Le droit à la déconnexion, [si on l’applique], il faut que ça soit adapté à chaque milieu. […] L’important, c’est que l’employeur en tienne compte dans sa rémunération quand la personne doit rester connectée et répondre à des appels en dehors des heures de travail.

Jean Boulet, ministre du Travail, de l’Emploi et de la Solidarité sociale

Car en matière d’heures supplémentaires travaillées, le télétravail amène encore une fois son lot de défis. Jean Boulet craint une « augmentation considérable du temps supplémentaire non rémunéré », alors que la flexibilité qu’apprécient les employés en télétravail rend aussi un peu plus flou le moment du début et de la fin d’une prestation d’emploi.

Prévoir un cadre

Manon Poirier, directrice générale de l’Ordre des conseillers en ressources humaines agréés, affirme qu’un projet de loi sur la déconnexion, si Québec va un jour de l’avant avec cette idée, doit être le plus flexible possible.

« L’idée n’est pas d’imposer des règles strictes, mais d’inviter les employeurs à établir le cadre [d’une prestation de travail] et les attentes envers leurs employés », affirme-t-elle à La Presse.
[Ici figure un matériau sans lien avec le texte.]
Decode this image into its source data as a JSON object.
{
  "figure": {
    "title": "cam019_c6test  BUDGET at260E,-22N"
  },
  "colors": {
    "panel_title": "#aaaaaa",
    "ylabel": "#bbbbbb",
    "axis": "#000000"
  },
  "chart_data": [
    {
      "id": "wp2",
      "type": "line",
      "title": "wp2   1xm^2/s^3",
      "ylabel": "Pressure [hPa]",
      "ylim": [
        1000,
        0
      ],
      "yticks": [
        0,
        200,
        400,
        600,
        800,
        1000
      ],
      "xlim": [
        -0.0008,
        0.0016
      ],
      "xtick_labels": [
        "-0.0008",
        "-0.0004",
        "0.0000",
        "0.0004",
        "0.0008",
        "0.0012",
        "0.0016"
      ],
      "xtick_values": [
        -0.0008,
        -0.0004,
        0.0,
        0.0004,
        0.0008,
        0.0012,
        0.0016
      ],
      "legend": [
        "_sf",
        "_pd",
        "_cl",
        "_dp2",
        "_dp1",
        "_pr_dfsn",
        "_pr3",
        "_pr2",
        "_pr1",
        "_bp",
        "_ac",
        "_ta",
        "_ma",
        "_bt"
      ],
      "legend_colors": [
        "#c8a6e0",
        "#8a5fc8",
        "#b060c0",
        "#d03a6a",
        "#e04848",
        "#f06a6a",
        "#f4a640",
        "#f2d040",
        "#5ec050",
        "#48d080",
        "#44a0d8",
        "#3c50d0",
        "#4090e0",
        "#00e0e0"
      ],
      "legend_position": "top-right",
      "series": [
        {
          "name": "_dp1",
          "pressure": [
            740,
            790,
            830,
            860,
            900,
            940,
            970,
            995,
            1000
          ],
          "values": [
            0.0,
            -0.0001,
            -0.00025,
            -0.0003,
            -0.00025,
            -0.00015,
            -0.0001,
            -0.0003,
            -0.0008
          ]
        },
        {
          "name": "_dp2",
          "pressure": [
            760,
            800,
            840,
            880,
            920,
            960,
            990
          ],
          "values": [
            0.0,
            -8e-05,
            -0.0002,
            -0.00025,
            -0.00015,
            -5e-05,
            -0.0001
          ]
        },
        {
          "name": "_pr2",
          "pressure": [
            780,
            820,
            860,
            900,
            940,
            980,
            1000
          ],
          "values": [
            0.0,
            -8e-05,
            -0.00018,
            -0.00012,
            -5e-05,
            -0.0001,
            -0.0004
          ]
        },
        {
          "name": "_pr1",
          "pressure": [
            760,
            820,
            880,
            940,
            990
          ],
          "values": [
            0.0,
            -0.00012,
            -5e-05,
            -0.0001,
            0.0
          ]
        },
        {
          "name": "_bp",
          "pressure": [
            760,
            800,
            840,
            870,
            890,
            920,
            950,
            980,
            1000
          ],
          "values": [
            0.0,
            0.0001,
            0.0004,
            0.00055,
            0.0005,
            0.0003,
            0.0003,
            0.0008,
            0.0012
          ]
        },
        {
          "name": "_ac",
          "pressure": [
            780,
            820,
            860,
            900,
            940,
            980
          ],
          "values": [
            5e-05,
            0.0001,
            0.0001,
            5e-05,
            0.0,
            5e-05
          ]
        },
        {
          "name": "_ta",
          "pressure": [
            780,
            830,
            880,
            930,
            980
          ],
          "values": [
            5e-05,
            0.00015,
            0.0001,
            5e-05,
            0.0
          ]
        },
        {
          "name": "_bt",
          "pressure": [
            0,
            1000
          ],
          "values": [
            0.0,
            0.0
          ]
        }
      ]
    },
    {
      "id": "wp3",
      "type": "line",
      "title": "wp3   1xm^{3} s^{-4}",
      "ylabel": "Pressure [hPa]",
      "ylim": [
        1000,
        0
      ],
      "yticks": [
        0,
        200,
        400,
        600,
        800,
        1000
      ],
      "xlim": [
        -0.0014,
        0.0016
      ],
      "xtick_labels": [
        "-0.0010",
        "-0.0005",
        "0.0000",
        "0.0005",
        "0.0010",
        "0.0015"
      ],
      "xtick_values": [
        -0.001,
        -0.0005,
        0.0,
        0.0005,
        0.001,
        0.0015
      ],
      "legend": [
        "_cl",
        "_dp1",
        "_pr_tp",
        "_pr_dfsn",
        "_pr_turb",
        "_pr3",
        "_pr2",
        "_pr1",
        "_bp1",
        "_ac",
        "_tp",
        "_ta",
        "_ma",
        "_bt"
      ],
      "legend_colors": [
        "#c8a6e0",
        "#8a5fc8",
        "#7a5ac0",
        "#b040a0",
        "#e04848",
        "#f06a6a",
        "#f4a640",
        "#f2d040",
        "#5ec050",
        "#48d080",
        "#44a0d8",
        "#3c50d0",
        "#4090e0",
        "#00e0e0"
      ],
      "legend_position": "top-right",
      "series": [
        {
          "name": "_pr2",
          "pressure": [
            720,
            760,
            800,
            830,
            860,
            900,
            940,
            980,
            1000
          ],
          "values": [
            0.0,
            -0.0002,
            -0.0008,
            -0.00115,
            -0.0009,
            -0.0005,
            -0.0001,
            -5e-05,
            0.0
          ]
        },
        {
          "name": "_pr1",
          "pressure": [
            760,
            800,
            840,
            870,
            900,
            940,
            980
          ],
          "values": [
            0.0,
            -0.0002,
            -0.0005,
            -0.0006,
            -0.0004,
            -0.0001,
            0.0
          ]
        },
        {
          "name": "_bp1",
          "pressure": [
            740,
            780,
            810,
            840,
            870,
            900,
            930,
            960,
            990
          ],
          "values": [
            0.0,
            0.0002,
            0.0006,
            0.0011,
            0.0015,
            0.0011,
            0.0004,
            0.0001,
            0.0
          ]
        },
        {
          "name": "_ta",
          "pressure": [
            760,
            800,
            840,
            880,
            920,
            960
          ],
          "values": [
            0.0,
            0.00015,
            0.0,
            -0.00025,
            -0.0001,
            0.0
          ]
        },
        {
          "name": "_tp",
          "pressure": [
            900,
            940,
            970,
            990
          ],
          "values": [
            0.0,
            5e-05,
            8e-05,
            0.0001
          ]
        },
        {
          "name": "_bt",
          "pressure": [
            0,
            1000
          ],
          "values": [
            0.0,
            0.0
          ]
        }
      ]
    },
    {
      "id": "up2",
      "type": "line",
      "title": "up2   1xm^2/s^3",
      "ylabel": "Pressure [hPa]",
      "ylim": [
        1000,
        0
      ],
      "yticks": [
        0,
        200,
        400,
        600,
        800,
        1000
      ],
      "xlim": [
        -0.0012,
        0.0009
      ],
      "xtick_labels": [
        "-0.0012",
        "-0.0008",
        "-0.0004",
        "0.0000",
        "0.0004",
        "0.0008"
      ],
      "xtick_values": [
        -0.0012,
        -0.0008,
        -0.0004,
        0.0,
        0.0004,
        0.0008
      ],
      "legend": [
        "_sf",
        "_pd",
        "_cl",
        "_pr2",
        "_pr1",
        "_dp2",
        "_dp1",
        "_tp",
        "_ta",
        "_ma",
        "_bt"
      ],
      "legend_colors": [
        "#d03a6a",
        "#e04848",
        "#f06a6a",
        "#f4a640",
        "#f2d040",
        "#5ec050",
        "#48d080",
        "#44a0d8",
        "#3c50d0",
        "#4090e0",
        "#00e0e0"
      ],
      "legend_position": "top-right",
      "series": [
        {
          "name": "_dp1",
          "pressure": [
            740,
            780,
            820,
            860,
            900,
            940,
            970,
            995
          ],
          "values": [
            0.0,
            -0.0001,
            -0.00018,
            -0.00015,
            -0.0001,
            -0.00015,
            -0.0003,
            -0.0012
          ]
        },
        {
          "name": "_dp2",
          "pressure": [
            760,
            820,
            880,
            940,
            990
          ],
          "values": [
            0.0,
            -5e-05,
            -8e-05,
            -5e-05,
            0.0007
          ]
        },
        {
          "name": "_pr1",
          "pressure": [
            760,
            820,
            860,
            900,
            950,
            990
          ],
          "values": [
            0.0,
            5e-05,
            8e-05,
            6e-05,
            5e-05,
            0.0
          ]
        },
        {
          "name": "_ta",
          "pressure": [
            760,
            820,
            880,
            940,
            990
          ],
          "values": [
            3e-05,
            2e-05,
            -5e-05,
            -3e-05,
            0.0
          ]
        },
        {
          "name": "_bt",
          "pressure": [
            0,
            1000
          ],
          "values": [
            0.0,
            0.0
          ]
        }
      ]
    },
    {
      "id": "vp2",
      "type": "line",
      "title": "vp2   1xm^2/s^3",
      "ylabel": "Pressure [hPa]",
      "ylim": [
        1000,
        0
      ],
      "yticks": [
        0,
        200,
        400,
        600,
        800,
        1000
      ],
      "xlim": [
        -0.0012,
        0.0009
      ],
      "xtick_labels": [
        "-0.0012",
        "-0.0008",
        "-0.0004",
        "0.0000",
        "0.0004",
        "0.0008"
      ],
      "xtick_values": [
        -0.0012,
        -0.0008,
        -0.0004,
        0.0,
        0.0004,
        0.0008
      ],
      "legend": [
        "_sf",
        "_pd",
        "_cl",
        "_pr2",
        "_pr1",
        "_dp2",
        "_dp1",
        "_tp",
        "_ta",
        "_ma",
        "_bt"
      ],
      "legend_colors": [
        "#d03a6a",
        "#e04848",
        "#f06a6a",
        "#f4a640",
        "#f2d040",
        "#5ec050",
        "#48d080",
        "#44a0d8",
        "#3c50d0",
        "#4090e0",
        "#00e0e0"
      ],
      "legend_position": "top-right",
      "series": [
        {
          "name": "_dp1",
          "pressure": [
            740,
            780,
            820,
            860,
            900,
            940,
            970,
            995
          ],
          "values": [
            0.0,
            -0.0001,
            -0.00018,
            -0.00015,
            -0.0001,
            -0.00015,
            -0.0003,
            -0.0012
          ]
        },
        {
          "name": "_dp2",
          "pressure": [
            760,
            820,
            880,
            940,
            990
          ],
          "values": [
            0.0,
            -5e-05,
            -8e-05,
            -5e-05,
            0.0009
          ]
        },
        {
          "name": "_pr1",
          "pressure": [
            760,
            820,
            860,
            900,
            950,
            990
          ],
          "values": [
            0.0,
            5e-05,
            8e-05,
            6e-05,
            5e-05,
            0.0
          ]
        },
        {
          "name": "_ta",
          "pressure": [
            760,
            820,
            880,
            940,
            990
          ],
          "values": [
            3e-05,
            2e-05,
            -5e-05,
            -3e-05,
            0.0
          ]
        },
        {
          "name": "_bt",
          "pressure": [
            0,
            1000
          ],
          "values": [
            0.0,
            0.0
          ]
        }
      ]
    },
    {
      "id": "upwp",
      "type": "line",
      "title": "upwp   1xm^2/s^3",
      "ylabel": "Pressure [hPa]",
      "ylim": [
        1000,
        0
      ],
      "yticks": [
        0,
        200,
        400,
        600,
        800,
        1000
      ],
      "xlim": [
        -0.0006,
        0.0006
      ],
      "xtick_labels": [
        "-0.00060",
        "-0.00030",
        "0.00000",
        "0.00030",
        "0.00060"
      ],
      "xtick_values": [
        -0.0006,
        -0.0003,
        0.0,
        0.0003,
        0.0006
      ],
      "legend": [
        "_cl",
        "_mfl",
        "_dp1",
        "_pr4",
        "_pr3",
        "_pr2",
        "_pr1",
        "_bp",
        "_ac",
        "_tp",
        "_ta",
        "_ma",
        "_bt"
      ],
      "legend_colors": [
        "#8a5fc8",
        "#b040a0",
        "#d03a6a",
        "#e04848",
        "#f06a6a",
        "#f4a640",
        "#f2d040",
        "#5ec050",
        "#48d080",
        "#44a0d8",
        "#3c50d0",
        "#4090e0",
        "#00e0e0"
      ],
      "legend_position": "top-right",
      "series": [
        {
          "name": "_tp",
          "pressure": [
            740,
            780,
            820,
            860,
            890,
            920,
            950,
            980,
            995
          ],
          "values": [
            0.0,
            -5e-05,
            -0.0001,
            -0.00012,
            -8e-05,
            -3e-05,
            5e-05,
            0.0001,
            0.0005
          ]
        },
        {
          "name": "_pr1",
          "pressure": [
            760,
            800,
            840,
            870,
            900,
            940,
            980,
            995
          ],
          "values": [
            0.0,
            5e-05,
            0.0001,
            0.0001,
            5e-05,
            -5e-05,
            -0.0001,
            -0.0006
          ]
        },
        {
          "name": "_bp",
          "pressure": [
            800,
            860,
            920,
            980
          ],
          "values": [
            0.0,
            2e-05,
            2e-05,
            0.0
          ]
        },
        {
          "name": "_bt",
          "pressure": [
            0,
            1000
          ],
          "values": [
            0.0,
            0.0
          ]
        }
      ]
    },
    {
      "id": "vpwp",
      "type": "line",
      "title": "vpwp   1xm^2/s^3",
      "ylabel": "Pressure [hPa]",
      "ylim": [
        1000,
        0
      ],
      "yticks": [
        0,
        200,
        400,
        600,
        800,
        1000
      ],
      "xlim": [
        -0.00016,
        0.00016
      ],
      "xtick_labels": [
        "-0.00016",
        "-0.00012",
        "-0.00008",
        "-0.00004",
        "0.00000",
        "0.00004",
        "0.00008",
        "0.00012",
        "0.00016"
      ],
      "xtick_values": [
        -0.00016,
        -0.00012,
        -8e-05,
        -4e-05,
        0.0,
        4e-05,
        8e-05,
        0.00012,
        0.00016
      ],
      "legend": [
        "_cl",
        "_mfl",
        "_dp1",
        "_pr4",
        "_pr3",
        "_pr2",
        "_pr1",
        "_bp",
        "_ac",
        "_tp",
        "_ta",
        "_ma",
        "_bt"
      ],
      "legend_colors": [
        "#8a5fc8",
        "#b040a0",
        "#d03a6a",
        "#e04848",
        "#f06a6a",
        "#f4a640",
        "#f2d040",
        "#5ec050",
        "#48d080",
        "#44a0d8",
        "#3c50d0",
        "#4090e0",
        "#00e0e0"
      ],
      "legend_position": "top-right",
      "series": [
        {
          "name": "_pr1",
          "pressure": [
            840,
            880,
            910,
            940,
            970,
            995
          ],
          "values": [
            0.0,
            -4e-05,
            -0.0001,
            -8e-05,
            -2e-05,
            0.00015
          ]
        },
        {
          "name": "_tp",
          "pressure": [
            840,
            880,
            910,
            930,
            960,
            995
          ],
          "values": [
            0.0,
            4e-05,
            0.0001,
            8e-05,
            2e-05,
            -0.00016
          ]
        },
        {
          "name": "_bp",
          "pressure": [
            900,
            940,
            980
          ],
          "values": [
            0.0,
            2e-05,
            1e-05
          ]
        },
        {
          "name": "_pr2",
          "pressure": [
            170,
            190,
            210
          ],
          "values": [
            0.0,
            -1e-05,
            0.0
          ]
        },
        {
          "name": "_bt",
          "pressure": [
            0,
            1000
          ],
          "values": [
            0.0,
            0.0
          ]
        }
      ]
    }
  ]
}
Mme Poirier affirme aussi que « beaucoup de lois qui encadrent le travail au Québec ont été pensées d’une manière traditionnelle, avec un employeur unique à temps plein et [une prestation de travail] du lundi au vendredi, de 9 h à 17 h ». Il faut les moderniser, plaide-t-elle à son tour.

L’Ordre est aussi inquiet ces jours-ci de l’enjeu du harcèlement au travail, qui ne s’est pas estompé malgré la pandémie de COVID-19. Selon un sondage qui a été réalisé à son compte auprès des travailleurs québécois, 29 % des répondants ont indiqué « avoir été personnellement victimes ou témoins d’une situation de harcèlement, alors qu’ils n’étaient que 18 % en 2016 ».

« On aurait pu penser que le harcèlement ferait une pause [avec le télétravail], mais ce n’est pas le cas. […] Plusieurs constatent que les relations de travail peuvent être plus difficiles à distance. Dans certaines organisations, les pressions financières peuvent aussi faire monter la pression sur les individus et les gestionnaires. Ce sont des ingrédients déclencheurs de comportements de harcèlement », affirme Manon Poirier.

« Depuis plusieurs années, un enjeu important pour les organisations, c’est la santé psychologique. On a vu une recrudescence des invalidités à court et à long terme pour des raisons associées à la dépression et au burn-out. […] Ce qu’on espère voir dans une [réforme] de la Loi sur la santé et la sécurité du travail, c’est qu’on mise sur la prévention. Il faut que les organisations, de la même façon qu’elles ont appris à prévenir les risques d’accident physique, mettent des moyens en place pour prévenir les problèmes de santé mentale », conclut-elle.